Emissions Monetization

The EES group estimates the potential monetary benefits of reduced CO2 and NOX emissions resulting from proposed energy efficiency standards, using a spreadsheet model and a range of estimated social costs. For emissions reductions that occur in later years, these values grow in real terms over time, and the present value of the stream of monetary benefits are calculated with a range of discount values.

In order to estimate the monetary value of benefits resulting from reduced emissions of CO2, the EES group uses the most current social cost of carbon (SCC) values developed by the Interagency Working Group on Social Cost of Carbon. The interagency group consists of technical experts from numerous federal government agencies who met on a regular basis to consider public comments, explore the technical literature in relevant fields, and discuss key model inputs and assumptions. The SCC is intended to be a monetary measure of the incremental damage resulting from greenhouse gas (GHG) emissions, including, but not limited to, net agricultural productivity loss, human health effects, property damage from sea level rise, and changes in ecosystem services. Any effort to quantify and to monetize the harms associated with climate change will raise serious questions of science, economics, and ethics. But with full regard for the limits of both quantification and monetization, the SCC can be used to provide estimates of the social benefits of reductions in GHG emissions.

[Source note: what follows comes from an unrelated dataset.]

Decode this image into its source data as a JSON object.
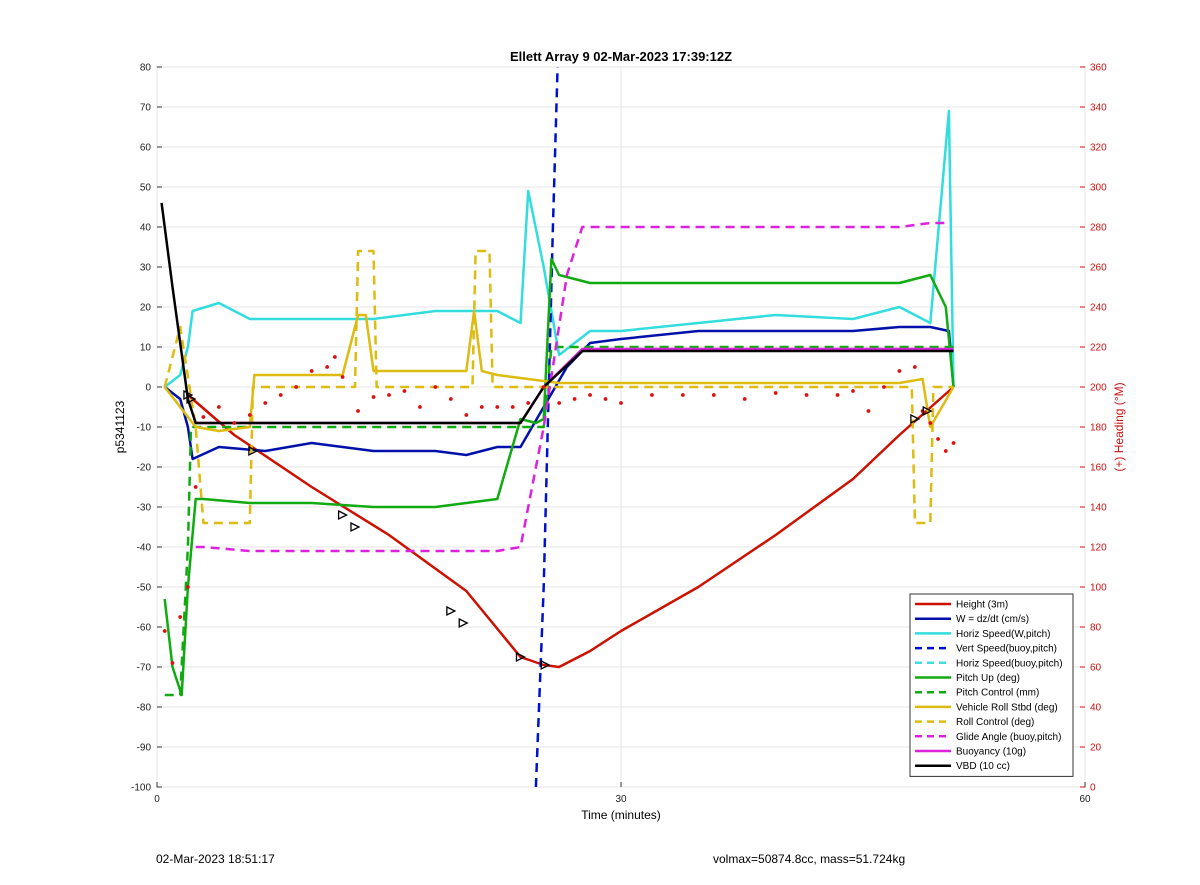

At this time, the most recent interagency estimates of the potential global benefits resulting from reduced CO2 emissions in 2015, expressed in 2011$, were $6.1, $25.4, $41.0, and $77.7 per metric ton avoided. Additionally, the interagency group determined that a range of values from 7 percent to 23 percent should be used to adjust the global SCC to calculate domestic effects. For NOX emissions, available estimates suggest a very wide range of monetary values, ranging from $460 to $4,722 per ton in 2011 dollars.